What is the difference between cgroups v1 and v2?

cgroups v1 (2007) used multiple independent hierarchies — one per controller (cpu, memory, blkio, etc) — so a process could live in different cgroups across controllers, which made coordinated accounting difficult and led to inconsistent semantics. cgroups v2 (merged in Linux 4.5, 2016) uses a single unified hierarchy where each process belongs to exactly one cgroup, and controllers are enabled per-cgroup via cgroup.subtree_control. v2 cleaned up controller behavior (e.g. memory.max replaces memory.limit_in_bytes), added pressure stall information (PSI), and unified I/O accounting across block devices. Both can coexist; systemd uses v2 since 2019, and most modern distros (Fedora 31+, RHEL 9, Ubuntu 22.04+) default to v2-only.

How do cgroups relate to Linux namespaces?

They are orthogonal kernel primitives. Namespaces (PID, network, mount, UTS, IPC, user, cgroup) virtualize what a process can see — its own /proc, its own network stack, its own filesystem mounts. cgroups limit what a process can use — how much CPU time, how much RAM, how many open PIDs. A container (Docker, podman, Kubernetes pod) is just the combination: the runtime creates new namespaces for isolation and assigns the processes to a cgroup for resource caps. Without cgroups you have isolation but a noisy neighbor can starve the host; without namespaces you have caps but processes can see and signal each other.
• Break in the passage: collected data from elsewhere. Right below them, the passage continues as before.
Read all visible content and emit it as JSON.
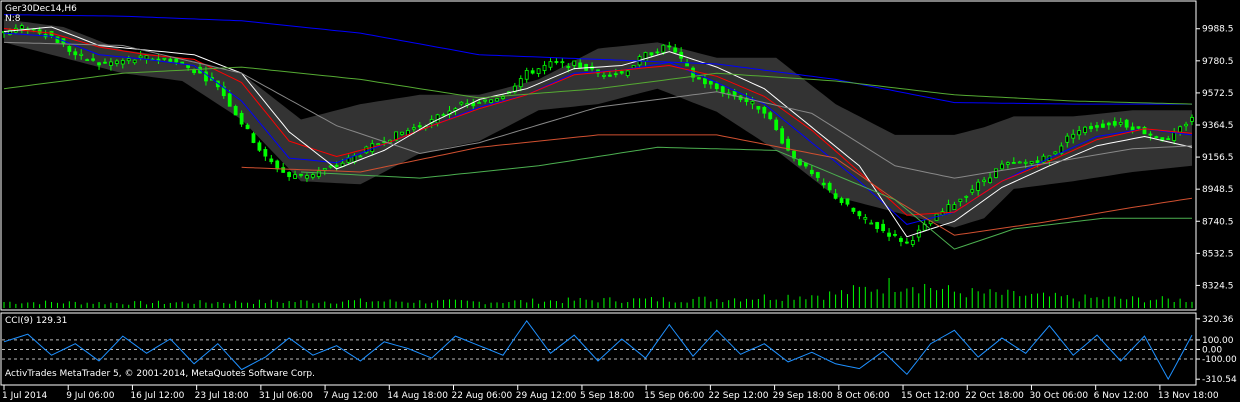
{
  "window": {
    "symbol_period": "Ger30Dec14,H6",
    "n_label": "N:8"
  },
  "footer": {
    "copyright": "ActivTrades MetaTrader 5, © 2001-2014, MetaQuotes Software Corp."
  },
  "colors": {
    "background": "#000000",
    "frame": "#ffffff",
    "candle": "#00ff00",
    "volume": "#00ff00",
    "fast_ma": "#0000ff",
    "red_ma": "#ff0000",
    "white_line": "#ffffff",
    "long_ma": "#1e90ff",
    "band": "#333333",
    "cci_line": "#1e90ff"
  },
  "chart_data": [
    {
      "type": "candlestick",
      "title": "Ger30Dec14,H6",
      "ylim": [
        8230,
        10110
      ],
      "y_tick_labels": [
        "9988.5",
        "9780.5",
        "9572.5",
        "9364.5",
        "9156.5",
        "8948.5",
        "8740.5",
        "8532.5",
        "8324.5"
      ],
      "x_tick_labels": [
        "1 Jul 2014",
        "9 Jul 06:00",
        "16 Jul 12:00",
        "23 Jul 18:00",
        "31 Jul 06:00",
        "7 Aug 12:00",
        "14 Aug 18:00",
        "22 Aug 06:00",
        "29 Aug 12:00",
        "5 Sep 18:00",
        "15 Sep 06:00",
        "22 Sep 12:00",
        "29 Sep 18:00",
        "8 Oct 06:00",
        "15 Oct 12:00",
        "22 Oct 18:00",
        "30 Oct 06:00",
        "6 Nov 12:00",
        "13 Nov 18:00"
      ],
      "close_path": [
        [
          0,
          9970
        ],
        [
          4,
          10000
        ],
        [
          8,
          9940
        ],
        [
          12,
          9820
        ],
        [
          16,
          9760
        ],
        [
          20,
          9780
        ],
        [
          24,
          9800
        ],
        [
          28,
          9790
        ],
        [
          32,
          9720
        ],
        [
          36,
          9620
        ],
        [
          40,
          9380
        ],
        [
          44,
          9150
        ],
        [
          48,
          9030
        ],
        [
          52,
          9050
        ],
        [
          56,
          9100
        ],
        [
          60,
          9180
        ],
        [
          64,
          9270
        ],
        [
          68,
          9330
        ],
        [
          72,
          9390
        ],
        [
          76,
          9490
        ],
        [
          80,
          9500
        ],
        [
          84,
          9560
        ],
        [
          88,
          9700
        ],
        [
          92,
          9760
        ],
        [
          96,
          9760
        ],
        [
          100,
          9700
        ],
        [
          104,
          9700
        ],
        [
          108,
          9820
        ],
        [
          112,
          9880
        ],
        [
          116,
          9680
        ],
        [
          120,
          9600
        ],
        [
          124,
          9540
        ],
        [
          128,
          9460
        ],
        [
          132,
          9200
        ],
        [
          136,
          9040
        ],
        [
          140,
          8900
        ],
        [
          144,
          8770
        ],
        [
          148,
          8680
        ],
        [
          152,
          8600
        ],
        [
          156,
          8740
        ],
        [
          160,
          8860
        ],
        [
          164,
          8980
        ],
        [
          168,
          9100
        ],
        [
          172,
          9120
        ],
        [
          176,
          9160
        ],
        [
          180,
          9320
        ],
        [
          184,
          9360
        ],
        [
          188,
          9380
        ],
        [
          192,
          9320
        ],
        [
          196,
          9260
        ],
        [
          200,
          9420
        ]
      ],
      "volume_path": [
        [
          0,
          6
        ],
        [
          20,
          5
        ],
        [
          40,
          6
        ],
        [
          60,
          7
        ],
        [
          80,
          6
        ],
        [
          100,
          8
        ],
        [
          120,
          9
        ],
        [
          140,
          14
        ],
        [
          148,
          22
        ],
        [
          152,
          26
        ],
        [
          160,
          16
        ],
        [
          180,
          10
        ],
        [
          200,
          8
        ]
      ],
      "series": [
        {
          "name": "fast",
          "path": [
            [
              0,
              9960
            ],
            [
              8,
              9940
            ],
            [
              16,
              9820
            ],
            [
              24,
              9790
            ],
            [
              32,
              9750
            ],
            [
              40,
              9520
            ],
            [
              48,
              9150
            ],
            [
              56,
              9120
            ],
            [
              64,
              9240
            ],
            [
              72,
              9360
            ],
            [
              80,
              9480
            ],
            [
              88,
              9560
            ],
            [
              96,
              9700
            ],
            [
              104,
              9720
            ],
            [
              112,
              9770
            ],
            [
              120,
              9640
            ],
            [
              128,
              9500
            ],
            [
              136,
              9250
            ],
            [
              144,
              9000
            ],
            [
              152,
              8720
            ],
            [
              160,
              8800
            ],
            [
              168,
              9000
            ],
            [
              176,
              9150
            ],
            [
              184,
              9290
            ],
            [
              192,
              9340
            ],
            [
              200,
              9300
            ]
          ]
        },
        {
          "name": "red",
          "path": [
            [
              0,
              9990
            ],
            [
              8,
              9960
            ],
            [
              16,
              9870
            ],
            [
              24,
              9820
            ],
            [
              32,
              9790
            ],
            [
              40,
              9640
            ],
            [
              48,
              9260
            ],
            [
              56,
              9160
            ],
            [
              64,
              9240
            ],
            [
              72,
              9360
            ],
            [
              80,
              9470
            ],
            [
              88,
              9560
            ],
            [
              96,
              9690
            ],
            [
              104,
              9720
            ],
            [
              112,
              9750
            ],
            [
              120,
              9680
            ],
            [
              128,
              9550
            ],
            [
              136,
              9330
            ],
            [
              144,
              9060
            ],
            [
              152,
              8780
            ],
            [
              160,
              8800
            ],
            [
              168,
              9000
            ],
            [
              176,
              9130
            ],
            [
              184,
              9270
            ],
            [
              192,
              9340
            ],
            [
              200,
              9310
            ]
          ]
        },
        {
          "name": "white",
          "path": [
            [
              0,
              9970
            ],
            [
              8,
              10000
            ],
            [
              16,
              9880
            ],
            [
              24,
              9850
            ],
            [
              32,
              9820
            ],
            [
              40,
              9700
            ],
            [
              48,
              9320
            ],
            [
              56,
              9080
            ],
            [
              64,
              9200
            ],
            [
              72,
              9380
            ],
            [
              80,
              9530
            ],
            [
              88,
              9600
            ],
            [
              96,
              9730
            ],
            [
              104,
              9750
            ],
            [
              112,
              9840
            ],
            [
              120,
              9740
            ],
            [
              128,
              9600
            ],
            [
              136,
              9350
            ],
            [
              144,
              9100
            ],
            [
              152,
              8640
            ],
            [
              160,
              8740
            ],
            [
              168,
              8960
            ],
            [
              176,
              9100
            ],
            [
              184,
              9230
            ],
            [
              192,
              9290
            ],
            [
              200,
              9220
            ]
          ]
        },
        {
          "name": "blue_long",
          "path": [
            [
              0,
              10080
            ],
            [
              20,
              10070
            ],
            [
              40,
              10040
            ],
            [
              60,
              9960
            ],
            [
              80,
              9820
            ],
            [
              100,
              9790
            ],
            [
              120,
              9760
            ],
            [
              140,
              9660
            ],
            [
              160,
              9510
            ],
            [
              180,
              9500
            ],
            [
              200,
              9500
            ]
          ]
        },
        {
          "name": "green_long",
          "path": [
            [
              0,
              9600
            ],
            [
              20,
              9700
            ],
            [
              40,
              9740
            ],
            [
              60,
              9660
            ],
            [
              80,
              9540
            ],
            [
              100,
              9600
            ],
            [
              120,
              9700
            ],
            [
              140,
              9650
            ],
            [
              160,
              9560
            ],
            [
              180,
              9520
            ],
            [
              200,
              9500
            ]
          ]
        },
        {
          "name": "gray_mid",
          "path": [
            [
              0,
              9900
            ],
            [
              20,
              9880
            ],
            [
              40,
              9700
            ],
            [
              56,
              9360
            ],
            [
              70,
              9180
            ],
            [
              80,
              9250
            ],
            [
              100,
              9480
            ],
            [
              120,
              9580
            ],
            [
              136,
              9440
            ],
            [
              150,
              9100
            ],
            [
              160,
              9020
            ],
            [
              176,
              9120
            ],
            [
              190,
              9210
            ],
            [
              200,
              9230
            ]
          ]
        },
        {
          "name": "red_long",
          "path": [
            [
              40,
              9090
            ],
            [
              60,
              9060
            ],
            [
              80,
              9220
            ],
            [
              100,
              9300
            ],
            [
              120,
              9300
            ],
            [
              140,
              9150
            ],
            [
              150,
              8880
            ],
            [
              160,
              8650
            ],
            [
              176,
              8740
            ],
            [
              190,
              8830
            ],
            [
              200,
              8890
            ]
          ]
        },
        {
          "name": "green_low",
          "path": [
            [
              50,
              9060
            ],
            [
              70,
              9020
            ],
            [
              90,
              9100
            ],
            [
              110,
              9220
            ],
            [
              130,
              9200
            ],
            [
              150,
              8880
            ],
            [
              160,
              8560
            ],
            [
              170,
              8690
            ],
            [
              185,
              8760
            ],
            [
              200,
              8760
            ]
          ]
        }
      ],
      "band": {
        "upper": [
          [
            0,
            10050
          ],
          [
            10,
            10000
          ],
          [
            20,
            9850
          ],
          [
            30,
            9800
          ],
          [
            40,
            9700
          ],
          [
            50,
            9400
          ],
          [
            60,
            9500
          ],
          [
            70,
            9560
          ],
          [
            80,
            9560
          ],
          [
            90,
            9660
          ],
          [
            100,
            9860
          ],
          [
            110,
            9900
          ],
          [
            120,
            9800
          ],
          [
            130,
            9800
          ],
          [
            140,
            9500
          ],
          [
            150,
            9300
          ],
          [
            160,
            9300
          ],
          [
            165,
            9350
          ],
          [
            170,
            9420
          ],
          [
            180,
            9420
          ],
          [
            190,
            9460
          ],
          [
            200,
            9460
          ]
        ],
        "lower": [
          [
            0,
            9900
          ],
          [
            10,
            9800
          ],
          [
            20,
            9700
          ],
          [
            30,
            9650
          ],
          [
            40,
            9400
          ],
          [
            50,
            9000
          ],
          [
            60,
            8980
          ],
          [
            70,
            9180
          ],
          [
            80,
            9260
          ],
          [
            90,
            9460
          ],
          [
            100,
            9500
          ],
          [
            110,
            9600
          ],
          [
            120,
            9450
          ],
          [
            130,
            9200
          ],
          [
            140,
            8900
          ],
          [
            150,
            8800
          ],
          [
            160,
            8700
          ],
          [
            165,
            8760
          ],
          [
            170,
            8950
          ],
          [
            180,
            9000
          ],
          [
            190,
            9060
          ],
          [
            200,
            9100
          ]
        ]
      }
    },
    {
      "type": "line",
      "title": "CCI(9) 129.31",
      "indicator": "CCI(9)",
      "value": 129.31,
      "ylim": [
        -340,
        350
      ],
      "y_tick_labels": [
        "320.36",
        "100.00",
        "0.00",
        "-100.00",
        "-310.54"
      ],
      "levels": [
        100,
        0,
        -100
      ],
      "path": [
        [
          0,
          80
        ],
        [
          4,
          160
        ],
        [
          8,
          -60
        ],
        [
          12,
          60
        ],
        [
          16,
          -120
        ],
        [
          20,
          140
        ],
        [
          24,
          -40
        ],
        [
          28,
          110
        ],
        [
          32,
          -150
        ],
        [
          36,
          60
        ],
        [
          40,
          -210
        ],
        [
          44,
          -80
        ],
        [
          48,
          120
        ],
        [
          52,
          -60
        ],
        [
          56,
          40
        ],
        [
          60,
          -120
        ],
        [
          64,
          80
        ],
        [
          68,
          10
        ],
        [
          72,
          -90
        ],
        [
          76,
          140
        ],
        [
          80,
          40
        ],
        [
          84,
          -60
        ],
        [
          88,
          300
        ],
        [
          92,
          -40
        ],
        [
          96,
          150
        ],
        [
          100,
          -120
        ],
        [
          104,
          110
        ],
        [
          108,
          -90
        ],
        [
          112,
          260
        ],
        [
          116,
          -70
        ],
        [
          120,
          200
        ],
        [
          124,
          -50
        ],
        [
          128,
          60
        ],
        [
          132,
          -130
        ],
        [
          136,
          -30
        ],
        [
          140,
          -150
        ],
        [
          144,
          -200
        ],
        [
          148,
          -20
        ],
        [
          152,
          -260
        ],
        [
          156,
          60
        ],
        [
          160,
          200
        ],
        [
          164,
          -80
        ],
        [
          168,
          120
        ],
        [
          172,
          -40
        ],
        [
          176,
          250
        ],
        [
          180,
          -60
        ],
        [
          184,
          150
        ],
        [
          188,
          -120
        ],
        [
          192,
          140
        ],
        [
          196,
          -310
        ],
        [
          200,
          150
        ]
      ]
    }
  ]
}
What does cpu.cfs_quota_us actually do?

It is the cgroups v1 CPU bandwidth control knob. The Completely Fair Scheduler (CFS) measures runtime in microseconds within a fixed period (cpu.cfs_period_us, default 100000 = 100 ms). cpu.cfs_quota_us sets how many microseconds of CPU time the cgroup may consume in each period. quota=50000, period=100000 means 0.5 CPU; quota=200000, period=100000 means 2.0 CPUs. When a cgroup exceeds its quota mid-period, all its tasks are throttled until the next period boundary — which is the source of the infamous CFS throttling latency spikes in Kubernetes (visible as nr_throttled and throttled_time in cpu.stat). cgroups v2 collapses these into a single cpu.max file with the format 'quota period'.

Why is OOM killer called from memory cgroup?

When a cgroup's memory.max is reached and reclaim cannot free enough, the kernel invokes a per-cgroup OOM killer that selects a victim from inside that cgroup — not the global OOM killer. This is critical for multi-tenant systems: a container that exceeds its limit dies without disturbing other tenants. The selection uses oom_score_adj plus RSS to pick a victim. memory.oom.group=1 (v2) escalates the kill to the entire cgroup, mirroring how Kubernetes treats a pod as the failure unit. The decision shows up in dmesg as 'Memory cgroup out of memory: Killed process N (name)'. To investigate, read memory.events for oom_kill counters.

How does Kubernetes set resource limits via cgroups?

kubelet translates a pod spec into cgroup writes. resources.limits.cpu: '500m' becomes a cpu.max write of '50000 100000' (50 ms quota in a 100 ms period = 0.5 CPU). resources.limits.memory: '256Mi' becomes memory.max = 268435456. requests.cpu becomes cpu.weight (v2) or cpu.shares (v1) — relative weight only honored under contention. Each pod gets its own cgroup under /sys/fs/cgroup/kubepods.slice/, with QoS subdirectories (Guaranteed, Burstable, BestEffort) shaping eviction order. Containers within a pod share the pod cgroup and add per-container subgroups for individual limits.

What is a freezer cgroup?

The freezer is a cgroup controller that pauses (freezes) every task in the cgroup — they remain in the kernel TASK_FROZEN state, holding all their state but consuming zero CPU, until thawed. In v1 it lived under /sys/fs/cgroup/freezer/; in v2 it is exposed via cgroup.freeze (write 1 to freeze, 0 to thaw). Used by CRIU (checkpoint/restore in userspace) to snapshot containers consistently, by systemd-run to suspend service units, by Android to put background apps to sleep, and by Docker pause/unpause. Unlike SIGSTOP, it works atomically across an entire cgroup tree and survives across signal delivery races.